Все, кто видел это, дружно охнули. Хадидже после такой неловкости оставалось только умереть на месте или хотя бы сквозь землю провалиться, прямо сквозь мраморные плиты горячего зала. Однако старуха не позволила даже пасть к ее ногам: нетерпеливым жестом указала на корзинку – и вновь поманила за собой.
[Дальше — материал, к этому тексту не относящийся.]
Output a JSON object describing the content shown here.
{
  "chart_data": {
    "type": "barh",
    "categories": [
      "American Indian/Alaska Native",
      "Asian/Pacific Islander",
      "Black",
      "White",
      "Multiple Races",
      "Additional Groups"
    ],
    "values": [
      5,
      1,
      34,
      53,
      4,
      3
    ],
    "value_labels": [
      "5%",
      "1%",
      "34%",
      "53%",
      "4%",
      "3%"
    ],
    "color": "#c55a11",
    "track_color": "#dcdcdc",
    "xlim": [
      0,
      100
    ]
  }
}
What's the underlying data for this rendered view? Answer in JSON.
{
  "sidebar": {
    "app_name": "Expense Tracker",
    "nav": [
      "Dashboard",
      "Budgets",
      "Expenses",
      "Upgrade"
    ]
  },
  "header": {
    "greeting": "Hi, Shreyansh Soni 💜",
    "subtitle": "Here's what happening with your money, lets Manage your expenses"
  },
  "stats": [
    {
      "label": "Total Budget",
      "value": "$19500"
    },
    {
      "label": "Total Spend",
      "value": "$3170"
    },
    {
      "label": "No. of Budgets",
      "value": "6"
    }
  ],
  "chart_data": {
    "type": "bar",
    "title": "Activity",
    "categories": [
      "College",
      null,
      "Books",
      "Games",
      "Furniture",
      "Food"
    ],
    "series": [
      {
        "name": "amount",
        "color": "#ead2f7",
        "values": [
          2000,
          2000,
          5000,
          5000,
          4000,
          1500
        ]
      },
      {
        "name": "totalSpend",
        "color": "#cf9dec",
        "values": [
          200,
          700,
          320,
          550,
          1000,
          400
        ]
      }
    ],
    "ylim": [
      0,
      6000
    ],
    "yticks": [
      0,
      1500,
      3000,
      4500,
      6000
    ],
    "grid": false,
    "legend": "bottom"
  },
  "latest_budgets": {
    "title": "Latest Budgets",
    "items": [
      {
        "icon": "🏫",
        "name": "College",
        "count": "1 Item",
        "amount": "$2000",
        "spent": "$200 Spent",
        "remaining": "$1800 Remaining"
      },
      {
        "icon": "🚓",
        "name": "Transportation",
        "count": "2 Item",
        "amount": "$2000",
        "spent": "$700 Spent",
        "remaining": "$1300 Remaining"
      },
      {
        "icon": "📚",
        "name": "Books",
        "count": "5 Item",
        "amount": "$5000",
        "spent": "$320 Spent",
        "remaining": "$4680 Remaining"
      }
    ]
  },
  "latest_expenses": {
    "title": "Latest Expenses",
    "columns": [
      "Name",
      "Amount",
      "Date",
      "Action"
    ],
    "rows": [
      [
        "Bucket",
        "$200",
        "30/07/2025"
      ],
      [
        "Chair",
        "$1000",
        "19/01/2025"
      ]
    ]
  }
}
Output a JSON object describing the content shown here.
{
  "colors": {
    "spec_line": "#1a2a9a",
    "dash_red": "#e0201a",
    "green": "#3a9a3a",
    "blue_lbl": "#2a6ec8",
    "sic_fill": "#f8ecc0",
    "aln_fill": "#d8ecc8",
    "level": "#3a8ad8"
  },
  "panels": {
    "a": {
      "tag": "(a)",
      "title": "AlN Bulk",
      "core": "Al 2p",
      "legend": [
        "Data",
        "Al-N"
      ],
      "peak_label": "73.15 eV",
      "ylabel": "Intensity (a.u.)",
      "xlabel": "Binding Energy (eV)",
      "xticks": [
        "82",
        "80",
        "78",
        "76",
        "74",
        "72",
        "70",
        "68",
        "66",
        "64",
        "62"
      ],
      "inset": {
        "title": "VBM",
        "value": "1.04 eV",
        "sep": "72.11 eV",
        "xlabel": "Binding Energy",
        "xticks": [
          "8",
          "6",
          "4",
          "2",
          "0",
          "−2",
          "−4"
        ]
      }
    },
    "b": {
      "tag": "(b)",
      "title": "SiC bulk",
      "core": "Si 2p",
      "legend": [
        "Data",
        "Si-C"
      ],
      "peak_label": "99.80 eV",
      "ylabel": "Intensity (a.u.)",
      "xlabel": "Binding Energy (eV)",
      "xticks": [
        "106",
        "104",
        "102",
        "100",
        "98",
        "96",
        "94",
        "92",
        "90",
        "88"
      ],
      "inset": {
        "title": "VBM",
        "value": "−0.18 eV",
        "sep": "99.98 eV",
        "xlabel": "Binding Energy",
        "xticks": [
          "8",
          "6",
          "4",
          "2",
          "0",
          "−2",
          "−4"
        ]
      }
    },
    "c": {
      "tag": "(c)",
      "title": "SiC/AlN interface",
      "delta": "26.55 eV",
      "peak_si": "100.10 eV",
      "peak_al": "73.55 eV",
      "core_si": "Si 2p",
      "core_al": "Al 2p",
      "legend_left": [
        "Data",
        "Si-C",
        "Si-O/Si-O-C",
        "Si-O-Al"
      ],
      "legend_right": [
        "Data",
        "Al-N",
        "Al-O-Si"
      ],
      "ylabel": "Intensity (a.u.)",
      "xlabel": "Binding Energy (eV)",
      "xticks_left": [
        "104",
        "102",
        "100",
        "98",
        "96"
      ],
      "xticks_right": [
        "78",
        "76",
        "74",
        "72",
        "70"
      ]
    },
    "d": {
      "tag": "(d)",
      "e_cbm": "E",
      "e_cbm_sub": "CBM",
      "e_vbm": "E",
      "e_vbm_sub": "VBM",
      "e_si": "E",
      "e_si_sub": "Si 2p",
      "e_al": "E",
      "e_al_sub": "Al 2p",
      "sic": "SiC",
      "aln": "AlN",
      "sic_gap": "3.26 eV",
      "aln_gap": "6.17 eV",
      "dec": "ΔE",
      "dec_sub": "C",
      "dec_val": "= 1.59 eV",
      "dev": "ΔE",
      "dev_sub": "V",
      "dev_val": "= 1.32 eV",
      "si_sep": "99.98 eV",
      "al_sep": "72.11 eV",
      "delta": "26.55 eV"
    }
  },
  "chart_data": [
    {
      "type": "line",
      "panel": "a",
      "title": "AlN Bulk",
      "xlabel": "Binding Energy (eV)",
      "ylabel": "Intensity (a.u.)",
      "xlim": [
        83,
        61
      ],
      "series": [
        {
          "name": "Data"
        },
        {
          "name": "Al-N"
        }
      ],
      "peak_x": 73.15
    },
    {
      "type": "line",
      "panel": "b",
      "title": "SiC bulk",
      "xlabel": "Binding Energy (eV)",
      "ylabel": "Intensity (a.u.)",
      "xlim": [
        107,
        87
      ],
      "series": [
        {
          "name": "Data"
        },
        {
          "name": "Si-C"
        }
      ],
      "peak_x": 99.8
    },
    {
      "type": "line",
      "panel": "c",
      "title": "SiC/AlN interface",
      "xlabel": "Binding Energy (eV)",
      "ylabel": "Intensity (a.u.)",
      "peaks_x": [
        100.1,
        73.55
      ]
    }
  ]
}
Так они и ушли из харарета – вчетвером: госпожа, две служанки в качестве ее живых подпорок… и ближняя служанка, воспитанница. Одна. Действительно жирафа: служаночьи сандалии куда ниже, чем деревянные колодки госпожи, но Хадидже, хотя и сутулилась от смущения, все равно возвышалась над Сафие-султан чуть ли не настолько же, как та – над своими подпорками.
М-да. Шахзаде Ахмеда можно понять: он в самом деле рядом с этой гёзде выглядел бы не господином и повелителем, а младшим братишкой. Что крови Османа, наверно, не подобает.
А вообще-то жирафа – существо не просто высокое, но и красивое. И элегантное в движениях. Если не прямо сейчас, то когда стряхнет с себя страх и смущение, когда всю цену себе узнает. Наверно, Ахмед тоже ощутил это. Сам еще не осознал, по малому своему росту и мальчишескому возрасту – но ощутил. Не верблюдицей же назвал, не коровой!
…Совсем уже на выходе одна из живых опор – та самая, которой Махпейкер продемонстрировала кулак, – ухитрилась незаметно для «бабушки Сафие» чуть-чуть развернуться в сторону центральной лежанки горячего зала. Девчонка встретилась с Махпейкер взглядом – и, торжествуя, показала ей язык.
Так. Фатима ее, кажется, зовут? Дура ты, Фатима. В чем и убедишься очень скоро.
Я тебе это обещаю.
– Когда моего троюродного брата женили, они с невестой тоже не знали, как себя вести… – Башар остановилась, словно зацепившись за тесьму, связывавшую ее с прошлой, навсегда ушедшей жизнью. – Он тогда мне таким взрослым казался, я даже удивлялась: чего, мол, так робеет? А теперь понимаю: он младше нас сегодняшних был. И невеста – еще на год младше.
– Там у вас тоже свадебные обряды какие-то особенные были? – От внезапного любопытства Махпейкер забыла, до чего же это запретная тема: такие воспоминания.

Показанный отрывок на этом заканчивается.